Supervisor: Dr. Orland Hoeber
Improving Web Search Personalization Using Luhn-Inspired Vector Re-Weighting
Department of Computer Science
Wednesday, November 23, 2011, 1:00 p.m., Room EN 2022
Web search is an essential tool for people to find information among the vast resources available on the Web. However, under the same query, conventional Web search systems return the same search results for different users, regardless of their different information needs. This limits the effectiveness of Web search, especially in light of the short queries that are common on the Web. In order to address this problem, personalization has been studied as a way to tailor Web search to individual users based on their interests and preferences. A common approach is to model users’ interests into term frequency (TF) vectors, and re-rank the search results based on the similarity of documents to these vector-based models. However, a difficulty with this approach is that the high-frequency terms within the vector-based models are usually over weighted, and such common terms can easily diminish the capabilities of personalization because of their potentially ambiguous nature. A classical approach to address this problem is TF*IDF, which scales down the importance of the high-frequency terms using the inverse document frequency (IDF). However, the calculation of IDF is usually difficult and costly within the context of Web search personalization since it requires knowledge of the distribution of terms across all documents on the Web (or at least in a subset of the Web).

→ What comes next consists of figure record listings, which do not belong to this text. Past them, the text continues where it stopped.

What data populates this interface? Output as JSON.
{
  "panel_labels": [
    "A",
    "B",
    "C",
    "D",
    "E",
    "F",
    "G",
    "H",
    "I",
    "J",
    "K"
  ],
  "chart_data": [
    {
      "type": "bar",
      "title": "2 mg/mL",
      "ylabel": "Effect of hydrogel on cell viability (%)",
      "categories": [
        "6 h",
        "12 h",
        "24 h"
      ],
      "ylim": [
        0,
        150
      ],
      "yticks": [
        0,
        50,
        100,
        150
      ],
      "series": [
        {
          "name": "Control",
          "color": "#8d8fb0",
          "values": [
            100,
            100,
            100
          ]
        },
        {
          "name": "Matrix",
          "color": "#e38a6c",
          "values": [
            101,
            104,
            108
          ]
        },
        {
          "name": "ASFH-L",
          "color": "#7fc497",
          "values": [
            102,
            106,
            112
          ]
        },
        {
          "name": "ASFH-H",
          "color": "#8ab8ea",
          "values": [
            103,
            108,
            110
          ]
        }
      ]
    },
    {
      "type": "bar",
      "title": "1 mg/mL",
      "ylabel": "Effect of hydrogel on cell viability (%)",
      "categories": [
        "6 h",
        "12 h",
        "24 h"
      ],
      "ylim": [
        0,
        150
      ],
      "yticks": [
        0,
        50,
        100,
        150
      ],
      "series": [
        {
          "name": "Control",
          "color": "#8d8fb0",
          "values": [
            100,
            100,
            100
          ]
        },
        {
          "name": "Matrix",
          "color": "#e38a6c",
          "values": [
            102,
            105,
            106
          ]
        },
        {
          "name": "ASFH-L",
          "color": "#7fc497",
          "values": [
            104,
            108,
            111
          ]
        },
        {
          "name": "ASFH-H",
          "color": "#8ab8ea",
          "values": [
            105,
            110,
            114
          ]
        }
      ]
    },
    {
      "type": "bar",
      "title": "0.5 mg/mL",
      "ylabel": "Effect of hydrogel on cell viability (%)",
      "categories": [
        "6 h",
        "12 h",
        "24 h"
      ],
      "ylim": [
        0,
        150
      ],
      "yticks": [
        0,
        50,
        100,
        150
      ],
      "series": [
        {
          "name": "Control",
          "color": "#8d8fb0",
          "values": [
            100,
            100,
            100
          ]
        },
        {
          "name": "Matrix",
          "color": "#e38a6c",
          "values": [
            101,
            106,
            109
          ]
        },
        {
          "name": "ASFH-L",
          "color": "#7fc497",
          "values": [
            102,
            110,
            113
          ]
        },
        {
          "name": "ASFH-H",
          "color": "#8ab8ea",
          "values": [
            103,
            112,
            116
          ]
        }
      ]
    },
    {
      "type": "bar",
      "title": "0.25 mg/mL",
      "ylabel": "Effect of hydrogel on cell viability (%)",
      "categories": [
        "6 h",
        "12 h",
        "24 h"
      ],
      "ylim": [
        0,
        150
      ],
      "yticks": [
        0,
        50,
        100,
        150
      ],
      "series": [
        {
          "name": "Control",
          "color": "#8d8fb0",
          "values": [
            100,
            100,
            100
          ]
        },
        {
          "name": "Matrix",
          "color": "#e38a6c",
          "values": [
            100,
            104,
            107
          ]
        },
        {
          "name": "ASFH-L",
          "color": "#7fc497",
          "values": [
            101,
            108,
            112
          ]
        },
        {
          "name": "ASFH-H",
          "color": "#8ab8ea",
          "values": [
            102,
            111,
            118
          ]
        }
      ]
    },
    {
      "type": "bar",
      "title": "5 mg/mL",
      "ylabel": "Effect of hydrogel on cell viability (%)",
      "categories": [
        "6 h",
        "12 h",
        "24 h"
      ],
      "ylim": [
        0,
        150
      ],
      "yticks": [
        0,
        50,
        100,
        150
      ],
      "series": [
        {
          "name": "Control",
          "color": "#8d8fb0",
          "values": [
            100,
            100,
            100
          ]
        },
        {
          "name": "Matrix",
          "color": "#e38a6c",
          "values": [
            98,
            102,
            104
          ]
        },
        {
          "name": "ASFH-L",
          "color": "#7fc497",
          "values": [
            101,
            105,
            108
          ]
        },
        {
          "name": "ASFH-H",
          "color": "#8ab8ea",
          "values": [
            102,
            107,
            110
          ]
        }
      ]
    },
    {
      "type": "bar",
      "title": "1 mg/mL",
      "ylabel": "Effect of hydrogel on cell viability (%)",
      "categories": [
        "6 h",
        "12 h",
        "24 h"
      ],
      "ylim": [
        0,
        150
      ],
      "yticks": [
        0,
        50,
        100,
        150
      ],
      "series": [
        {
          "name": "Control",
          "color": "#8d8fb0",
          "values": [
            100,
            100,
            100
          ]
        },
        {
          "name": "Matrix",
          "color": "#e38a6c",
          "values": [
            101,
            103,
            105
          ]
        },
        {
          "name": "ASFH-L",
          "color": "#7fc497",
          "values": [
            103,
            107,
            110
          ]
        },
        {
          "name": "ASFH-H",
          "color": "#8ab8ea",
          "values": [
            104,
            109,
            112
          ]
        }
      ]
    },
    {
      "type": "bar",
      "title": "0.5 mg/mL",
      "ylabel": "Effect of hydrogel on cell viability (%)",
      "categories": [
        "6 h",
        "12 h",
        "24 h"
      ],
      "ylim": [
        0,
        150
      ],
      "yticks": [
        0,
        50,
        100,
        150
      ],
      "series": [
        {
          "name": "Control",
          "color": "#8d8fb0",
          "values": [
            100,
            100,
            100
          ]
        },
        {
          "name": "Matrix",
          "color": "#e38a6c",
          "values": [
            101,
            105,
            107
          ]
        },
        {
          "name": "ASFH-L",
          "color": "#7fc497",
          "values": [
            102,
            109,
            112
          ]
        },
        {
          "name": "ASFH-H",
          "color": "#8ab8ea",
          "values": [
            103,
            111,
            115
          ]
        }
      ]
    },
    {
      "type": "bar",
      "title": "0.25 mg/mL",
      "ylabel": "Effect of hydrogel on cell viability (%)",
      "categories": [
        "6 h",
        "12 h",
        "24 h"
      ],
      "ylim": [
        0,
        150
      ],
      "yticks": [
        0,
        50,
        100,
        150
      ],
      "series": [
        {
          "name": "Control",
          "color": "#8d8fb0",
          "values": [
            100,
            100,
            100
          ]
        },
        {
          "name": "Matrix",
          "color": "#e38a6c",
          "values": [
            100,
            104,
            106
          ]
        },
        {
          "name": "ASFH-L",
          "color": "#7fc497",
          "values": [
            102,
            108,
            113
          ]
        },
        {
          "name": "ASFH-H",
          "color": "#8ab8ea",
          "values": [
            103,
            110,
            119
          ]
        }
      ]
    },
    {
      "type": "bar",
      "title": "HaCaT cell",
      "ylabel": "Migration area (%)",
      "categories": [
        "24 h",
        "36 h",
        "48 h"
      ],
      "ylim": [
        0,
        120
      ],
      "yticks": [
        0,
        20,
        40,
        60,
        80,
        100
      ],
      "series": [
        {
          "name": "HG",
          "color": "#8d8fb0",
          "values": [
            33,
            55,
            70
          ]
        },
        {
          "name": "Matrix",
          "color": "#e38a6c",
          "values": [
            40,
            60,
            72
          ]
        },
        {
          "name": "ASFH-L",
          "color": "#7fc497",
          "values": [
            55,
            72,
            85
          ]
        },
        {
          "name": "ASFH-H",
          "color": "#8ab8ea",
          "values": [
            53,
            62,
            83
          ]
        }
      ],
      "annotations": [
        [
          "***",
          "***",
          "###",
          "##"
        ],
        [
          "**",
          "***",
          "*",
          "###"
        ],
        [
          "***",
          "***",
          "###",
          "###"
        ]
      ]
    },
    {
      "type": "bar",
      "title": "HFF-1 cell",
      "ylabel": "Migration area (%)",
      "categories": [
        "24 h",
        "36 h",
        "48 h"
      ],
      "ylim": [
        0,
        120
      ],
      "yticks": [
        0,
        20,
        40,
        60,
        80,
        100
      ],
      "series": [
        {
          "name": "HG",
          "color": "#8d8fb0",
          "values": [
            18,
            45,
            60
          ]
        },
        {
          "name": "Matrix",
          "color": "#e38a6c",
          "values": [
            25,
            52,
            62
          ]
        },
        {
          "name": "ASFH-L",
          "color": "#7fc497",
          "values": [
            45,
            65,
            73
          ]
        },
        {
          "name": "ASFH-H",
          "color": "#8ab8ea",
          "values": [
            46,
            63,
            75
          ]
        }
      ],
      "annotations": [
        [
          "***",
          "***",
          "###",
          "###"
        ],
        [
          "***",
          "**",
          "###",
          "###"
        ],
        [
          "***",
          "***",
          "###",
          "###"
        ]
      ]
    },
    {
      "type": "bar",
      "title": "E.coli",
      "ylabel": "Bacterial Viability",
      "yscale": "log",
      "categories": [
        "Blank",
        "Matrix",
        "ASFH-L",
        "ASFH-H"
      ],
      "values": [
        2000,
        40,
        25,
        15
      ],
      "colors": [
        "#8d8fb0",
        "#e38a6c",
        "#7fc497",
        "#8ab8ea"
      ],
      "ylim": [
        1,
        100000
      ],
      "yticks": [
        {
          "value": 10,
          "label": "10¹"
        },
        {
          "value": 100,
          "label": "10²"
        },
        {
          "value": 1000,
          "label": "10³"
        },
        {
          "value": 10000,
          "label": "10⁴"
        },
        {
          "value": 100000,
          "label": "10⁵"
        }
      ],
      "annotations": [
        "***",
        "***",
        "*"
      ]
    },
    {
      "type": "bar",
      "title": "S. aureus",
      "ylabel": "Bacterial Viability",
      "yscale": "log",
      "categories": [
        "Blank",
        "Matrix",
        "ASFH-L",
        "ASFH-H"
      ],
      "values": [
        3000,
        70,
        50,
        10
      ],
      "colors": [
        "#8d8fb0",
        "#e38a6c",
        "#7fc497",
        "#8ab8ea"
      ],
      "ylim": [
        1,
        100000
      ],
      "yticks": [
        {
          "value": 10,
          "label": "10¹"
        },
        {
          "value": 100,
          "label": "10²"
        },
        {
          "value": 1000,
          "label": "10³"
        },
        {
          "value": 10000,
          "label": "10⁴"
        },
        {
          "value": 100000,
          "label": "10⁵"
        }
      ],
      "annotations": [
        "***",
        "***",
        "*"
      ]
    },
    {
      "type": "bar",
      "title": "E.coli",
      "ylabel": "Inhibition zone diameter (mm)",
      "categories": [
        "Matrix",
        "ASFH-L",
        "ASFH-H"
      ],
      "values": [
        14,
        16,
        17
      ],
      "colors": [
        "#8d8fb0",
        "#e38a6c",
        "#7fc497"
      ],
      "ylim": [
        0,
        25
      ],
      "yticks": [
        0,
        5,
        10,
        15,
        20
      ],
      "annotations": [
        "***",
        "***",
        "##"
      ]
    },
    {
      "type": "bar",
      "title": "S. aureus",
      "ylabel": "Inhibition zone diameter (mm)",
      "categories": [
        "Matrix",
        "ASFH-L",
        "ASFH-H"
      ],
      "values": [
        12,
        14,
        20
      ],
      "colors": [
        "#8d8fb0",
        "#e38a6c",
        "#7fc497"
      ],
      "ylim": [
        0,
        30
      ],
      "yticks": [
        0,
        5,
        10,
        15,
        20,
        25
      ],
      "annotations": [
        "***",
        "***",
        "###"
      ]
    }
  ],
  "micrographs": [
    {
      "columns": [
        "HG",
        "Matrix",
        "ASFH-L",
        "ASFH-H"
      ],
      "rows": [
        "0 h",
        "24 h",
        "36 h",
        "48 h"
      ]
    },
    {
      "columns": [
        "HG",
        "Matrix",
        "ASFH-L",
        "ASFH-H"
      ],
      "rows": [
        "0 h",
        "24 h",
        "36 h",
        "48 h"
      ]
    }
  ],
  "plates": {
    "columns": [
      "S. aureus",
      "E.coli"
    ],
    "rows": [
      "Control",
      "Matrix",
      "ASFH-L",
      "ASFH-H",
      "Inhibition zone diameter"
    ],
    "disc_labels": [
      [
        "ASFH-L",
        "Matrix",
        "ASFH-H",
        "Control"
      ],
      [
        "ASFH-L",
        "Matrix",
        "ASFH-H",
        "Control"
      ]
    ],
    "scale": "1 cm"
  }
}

Inspired by Luhn’s model of term importance, a novel approach is proposed in this thesis to identify significant terms in vector-based personalization models in order to improve the personalized order of the search results. Unlike TF*IDF, this approach does not require the knowledge of the entire collection of documents, but only the information that is already contained in the target model. Based on the features of the term frequency histogram derived from the target model, this Luhn-inspired vector re-weighting approach is able to automatically re-weight the terms in the target model according to their significance values. Evaluations with a set of ambiguous queries illustrate that this approach is effective for improving the ranked order of the search results over the original ranking and the baseline TF approach. Although the performance is similar to that of TF*IDF, it requires access to less information during the construction of the personalization models, and can be applied more broadly when only limited information regarding the collection being searched is available.